I wonder is this pattern is
an invitation to all of the children of Abraham—Jew and Christian and Muslim—in
every time and place, whether we worship on Friday or Saturday or Sunday
morning. If it isn’t a kind of touchstone experience we are invited to return
to in Lent—to the core meaning of faith which is not ultimately about our
doctrines or our ethics. Both have their place – and what we believe surely
ought to influence how we behave. But first and foremost is the fundamental
question raised by the Decalogue and by the patriarchs: where is your trust? Do
you dare to put your trust in the living God? Or to say it another way, to
allow God to be God so that you and I can be more fully human.
Do
not be afraid;
God is your shield;
Do not worry about tomorrow.
It’s hard to hear that
message—let alone believe it—and then let it sink in and live it. In the midst
of all of the clutter of our lives there are countless voices insisting on
precisely the opposite: that we should be very afraid: afraid of the
terrorists, afraid that the market will crash, afraid of sexual predators,
afraid of each other. It is easy to believe that God helps only those who help
themselves, that we control our own destinies, that we can measure out our
lives in teaspoons and keep ourselves safe.
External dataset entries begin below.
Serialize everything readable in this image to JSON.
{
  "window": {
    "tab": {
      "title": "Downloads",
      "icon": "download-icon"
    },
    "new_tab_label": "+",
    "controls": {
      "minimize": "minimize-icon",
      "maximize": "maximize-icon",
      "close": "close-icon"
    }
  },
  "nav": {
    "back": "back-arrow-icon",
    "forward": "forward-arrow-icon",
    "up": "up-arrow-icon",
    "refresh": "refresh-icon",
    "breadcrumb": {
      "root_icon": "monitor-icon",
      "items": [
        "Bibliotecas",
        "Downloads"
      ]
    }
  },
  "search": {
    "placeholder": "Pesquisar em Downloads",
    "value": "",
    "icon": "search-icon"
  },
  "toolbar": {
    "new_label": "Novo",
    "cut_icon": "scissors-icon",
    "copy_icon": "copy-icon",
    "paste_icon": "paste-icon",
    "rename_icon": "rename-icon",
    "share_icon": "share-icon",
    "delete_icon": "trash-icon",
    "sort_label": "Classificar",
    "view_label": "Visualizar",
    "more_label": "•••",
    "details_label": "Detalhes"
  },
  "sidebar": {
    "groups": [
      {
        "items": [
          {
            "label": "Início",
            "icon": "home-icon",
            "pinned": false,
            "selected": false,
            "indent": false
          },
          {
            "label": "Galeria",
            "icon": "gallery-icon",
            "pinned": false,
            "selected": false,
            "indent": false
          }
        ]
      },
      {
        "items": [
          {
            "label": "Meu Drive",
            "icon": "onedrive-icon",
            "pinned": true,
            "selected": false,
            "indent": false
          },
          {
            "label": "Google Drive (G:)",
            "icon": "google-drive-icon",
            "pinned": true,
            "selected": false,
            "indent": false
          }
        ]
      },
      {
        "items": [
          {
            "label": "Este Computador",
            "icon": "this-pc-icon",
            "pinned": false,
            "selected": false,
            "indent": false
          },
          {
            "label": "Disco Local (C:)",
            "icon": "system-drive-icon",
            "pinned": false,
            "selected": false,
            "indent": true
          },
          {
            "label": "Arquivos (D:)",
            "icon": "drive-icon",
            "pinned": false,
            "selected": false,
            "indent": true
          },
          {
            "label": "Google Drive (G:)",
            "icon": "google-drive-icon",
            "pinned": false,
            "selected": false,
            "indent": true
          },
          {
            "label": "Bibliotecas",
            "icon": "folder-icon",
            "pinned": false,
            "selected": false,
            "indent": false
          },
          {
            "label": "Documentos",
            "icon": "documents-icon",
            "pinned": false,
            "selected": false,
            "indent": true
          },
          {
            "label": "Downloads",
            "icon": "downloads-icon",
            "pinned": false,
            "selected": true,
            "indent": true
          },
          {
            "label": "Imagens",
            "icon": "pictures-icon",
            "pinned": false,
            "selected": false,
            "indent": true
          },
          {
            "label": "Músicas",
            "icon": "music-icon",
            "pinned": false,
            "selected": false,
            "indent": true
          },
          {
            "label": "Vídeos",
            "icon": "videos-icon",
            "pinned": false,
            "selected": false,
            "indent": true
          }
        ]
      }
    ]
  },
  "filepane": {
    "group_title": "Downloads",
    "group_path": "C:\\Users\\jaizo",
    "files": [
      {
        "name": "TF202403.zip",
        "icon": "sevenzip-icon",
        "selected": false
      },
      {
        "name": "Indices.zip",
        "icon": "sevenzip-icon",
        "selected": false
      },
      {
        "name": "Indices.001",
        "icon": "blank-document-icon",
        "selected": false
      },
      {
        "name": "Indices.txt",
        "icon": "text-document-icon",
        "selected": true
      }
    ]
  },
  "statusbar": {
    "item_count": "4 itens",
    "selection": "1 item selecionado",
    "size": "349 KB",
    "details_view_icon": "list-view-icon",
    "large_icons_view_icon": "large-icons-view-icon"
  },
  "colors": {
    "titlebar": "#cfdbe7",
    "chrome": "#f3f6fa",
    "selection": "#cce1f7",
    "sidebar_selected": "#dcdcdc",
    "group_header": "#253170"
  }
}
In our fear and anxiety, we
think that if we give up certain things then somehow God may love us more. But
that’s not possible! God is already crazy about you, and me. Lent isn’t an
opportunity to manipulate God. We give up certain things so we can strip away
the excess and then be still in the presence of the living God—so that we can listen better. We go into the
wilderness not as punishment, but for quiet.
So I wonder what happens if
we allow ourselves to risk hearing the Word of the Lord from the pages of an
ancient text and into this time and place, spoken to each of us by name:
Do
not be afraid;
God is your shield;
Do not worry about tomorrow.
Lent is a time for
discovering and rediscovering this
ancient wisdom, and I pray that these words might sink in deeply here at Christ
Church. It is easy in a season of transition to be pulled back to the past. You
hear things like “we’ve always done it this way” and “we need to hold fast.”
But behold God is doing a new thing here. It will be rooted in the past, but
not constrained by it. Do not worry about tomorrow. Be open to God right now,
in this in-between time. Listen and pray and trust in the living God who is in
our midst. God is your shield. Do not be afraid.
I pray that we might put the “wild”
back into this wilderness season in order to seek and question and wonder and
risk. I wonder what happens when we take on the practices of Lent that we were
invited to on Ash Wednesday: ancient practices that still hold within them the
seeds of transformation?
Today we hold up the Decalogue
(the heart of which Jesus summarized in just four words: love God, love
neighbor.) To meditate on that Teaching, which is sweeter than honey, is to be
invited into a process of self-examination and to acknowledge where we have
fallen short, and then to seek amendment of life and true repentance. Always
with God’s help.
And so we pray, and fast, and
meditate on the scriptures. We give alms. We will not get it right all the
time. No one ever has. Fortunately, though, God is merciful.children of Abraham, we walk
by faith. Letting go of our fear, we
turn our hearts to the true and living God. May God reckon that to us as
righteousness, as the journey continues to unfold.